Begun in the trades ages ago, its basic tenants are that a person enters a trade or a workplace with little to no knowledge. They apprentice themselves to someone who can teach them – a master. The apprentice slowly learns, begins mastery of their craft, to become the master themselves. They then train the next generation and so on. Stone masons, mechanics, glass blowers, plumbers, electricians, lawyers, and accountants. All of them and many more.

What brought apprentice to master to an end? A few things, the first of which is technology. Technology began its creep into the workplace two generations ago. The Baby Boomers were running the show. Boomers were first skeptical of stuff, and took it on reluctantly. In time, the power of technology became apparent and most Boomers didn’t know how to use it. Who did? The Gen X’ers.

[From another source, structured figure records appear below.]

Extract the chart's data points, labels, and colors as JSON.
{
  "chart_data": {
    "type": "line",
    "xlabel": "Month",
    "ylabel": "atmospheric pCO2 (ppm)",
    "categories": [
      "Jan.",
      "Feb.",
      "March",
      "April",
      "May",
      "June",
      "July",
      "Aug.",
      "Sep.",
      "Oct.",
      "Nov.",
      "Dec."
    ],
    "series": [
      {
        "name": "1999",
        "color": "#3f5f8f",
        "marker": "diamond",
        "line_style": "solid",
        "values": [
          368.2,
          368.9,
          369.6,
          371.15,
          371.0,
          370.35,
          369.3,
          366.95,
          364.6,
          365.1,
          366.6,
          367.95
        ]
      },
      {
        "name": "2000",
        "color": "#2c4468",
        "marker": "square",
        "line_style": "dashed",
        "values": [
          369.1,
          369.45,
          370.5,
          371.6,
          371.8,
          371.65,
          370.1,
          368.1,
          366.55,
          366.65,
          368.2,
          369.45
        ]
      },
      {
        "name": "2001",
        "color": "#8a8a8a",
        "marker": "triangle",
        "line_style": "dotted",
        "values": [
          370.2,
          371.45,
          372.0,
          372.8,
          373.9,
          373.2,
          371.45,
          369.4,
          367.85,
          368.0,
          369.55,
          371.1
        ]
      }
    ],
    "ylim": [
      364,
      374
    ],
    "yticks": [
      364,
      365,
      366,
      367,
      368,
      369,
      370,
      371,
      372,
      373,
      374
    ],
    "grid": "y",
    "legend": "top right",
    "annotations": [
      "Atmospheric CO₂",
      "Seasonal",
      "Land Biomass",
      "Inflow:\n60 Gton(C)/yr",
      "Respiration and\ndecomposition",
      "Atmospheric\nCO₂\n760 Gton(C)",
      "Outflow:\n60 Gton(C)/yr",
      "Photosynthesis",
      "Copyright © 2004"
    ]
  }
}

The Boomers said “Hey Gen X. We need your tech skills. Please come work here, use this stuff, and teach me how to use this stuff.” Thus, Gen X entered the workplace as the master. The young were teaching the old. As technology continued its creep, more and more Gen X’ers were needed to teach the Boomers. The technology changed and the Millennials then entered teaching the Gen X’ers. Again, the young teaching the old. The workplace desperately needed the young master.

After the pandemic hit it changed again. No one could find workers. Workplaces were doing cartwheels to get employees with no proven experience, no discernable talents. Employers further sent apprentice to master into oblivion by giving the youngest workplace entrants perks and benefits and hybrid workplaces and flex schedules that previously only the masters could dare ask for. Tenure no longer mattered. And if the new employees didn’t like the way they were treated, if they felt unappreciated, registered too many microaggressions, off they went to quickly find a new job. A California MD told me in her workplace the newest workers are weaponizing wellness. “I don’t want to do that,” they’re saying, about whatever it is. “It will make me unwell.”

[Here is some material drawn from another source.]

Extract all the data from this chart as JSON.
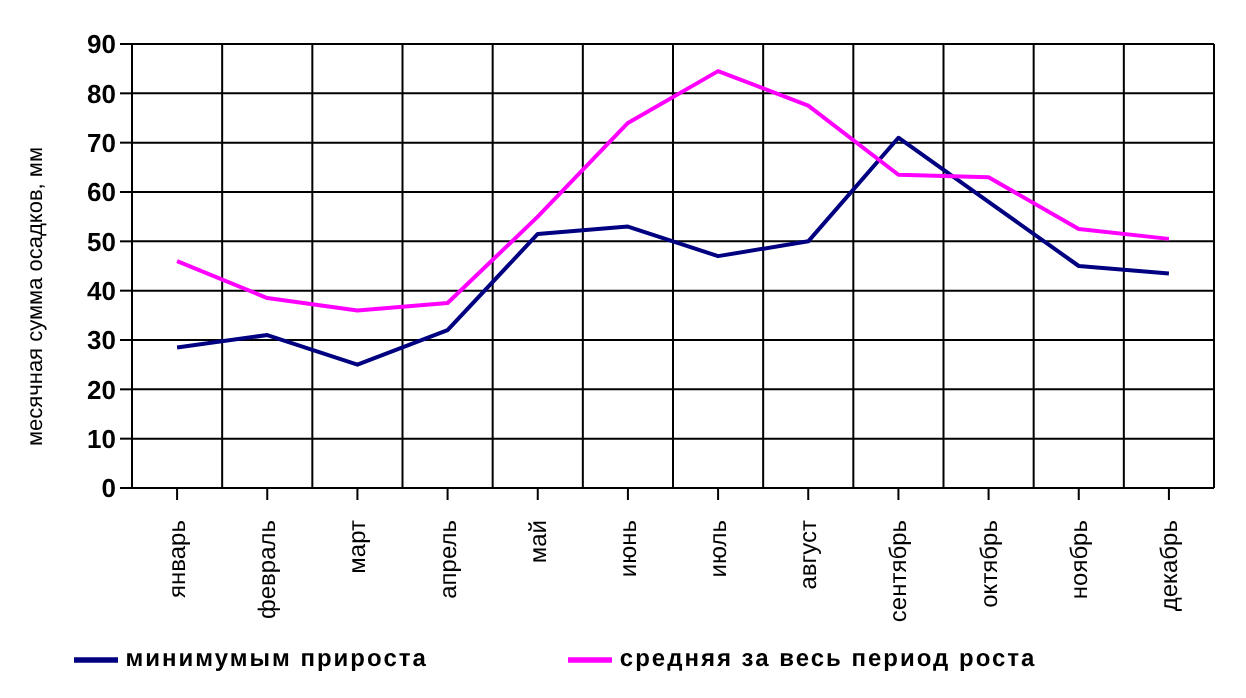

I was with a client in Dallas Wednesday. They’re struggling. They make high pressure valves and pumps and such. They’re struggling to find people to work. Making the items, installing the items, building things, and fixing things. To learn this stuff, employees have to apprentice to a master. No Google search, YouTube video, or ChatGPT will do it.

There was a lot of white hair in the room of 850 people wondering how to keep their businesses going. I’ve studied workplace trends for twenty years. I didn’t have much good news for them.

I’m Cam Marston and I’m just trying to Keep it Real.